At the same time, many of the justices seemed to agree that states should have broad leeway in taking steps to protect the health and safety of residents as they see fit. California voters overwhelmingly approved Prop 12, in part, based on arguments that confinement of pigs is harmful to human health.
“I know you’re going to tell me there’s no scientific proof, but there is certainly a reasonable basis for these people to think this,” said Justice Sonia Sotomayor.
“We don’t think there’s a reasonable basis,” Bishop, the pork industry attorney, replied.

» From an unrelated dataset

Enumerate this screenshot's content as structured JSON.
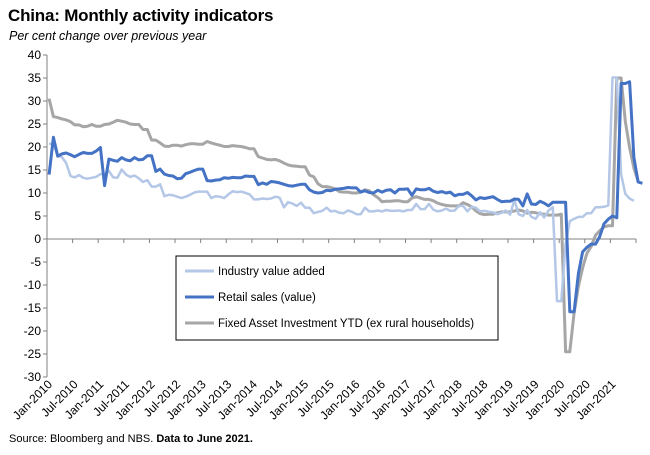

Justice Neil Gorsuch seemed most inclined to side with California. “Californians … voted for this law,” he said. “They don’t wish to have California be complicit, even indirectly, in livestock practices that they find abhorrent, wherever they occur, in California or anywhere else. Why isn’t that a correct understanding of California’s asserted moral interest and why isn’t that an in-state moral interest?”
The justices could narrowly decide the case by simply allowing the pork producers’ legal challenge to move forward and go to trial in lower courts, saying little else and stopping short of a conclusion on the legality of California’s law.
The high court could, alternatively, take a more sweeping approach and clarify a test for when and how a state law violates the Constitution’s commerce clause, perhaps deciding the fate of Prop 12 outright.
During Tuesday’s arguments, several of the justices appeared to feel out a middle ground.
“Why can’t California solve for its morality issue in a different way,” asked Justice Ketanji Brown Jackson, “[and] simply allow California to express its morality interest through a less burdensome means, like segregating Iowa’s pork when it comes in, putting a big label over it that says ‘this is immorally produced’ or whatever — and that won’t hurt Iowa as much? Why can’t we say that that’s the way this should be?”
As the court took up the case, there were already signs market forces and consumer preferences have been nudging producers toward what animal advocates consider more ethical practices.
“They need more farmers doing it this way to meet the demand,” Ruth Jovaag, co-owner of the Jovaag Family Farm in Austin, Minnesota, previously told ABC News. “There’s not enough supply.”
The Jovaag Family Farm is part of the Niman Ranch network of family farmers who specialize in certified “humanely-raised” pigs and other animals. They abandoned gestation stalls, or crates, years ago and now give pregnant sows more than 60-square-feet each, piles of comfortable hay and fresh air and sunlight.
Mike Boerboom, a third-generation hog farmer who raises thousands of sows in confinement every year, hopes the justices will conclude that Californians have gone too far.
“We produce a lot of food to feed the rest of the country,” he told ABC. “It’s California today,” he added, “but are there going to be more mandates that come potentially from every other state? That’s the fear.”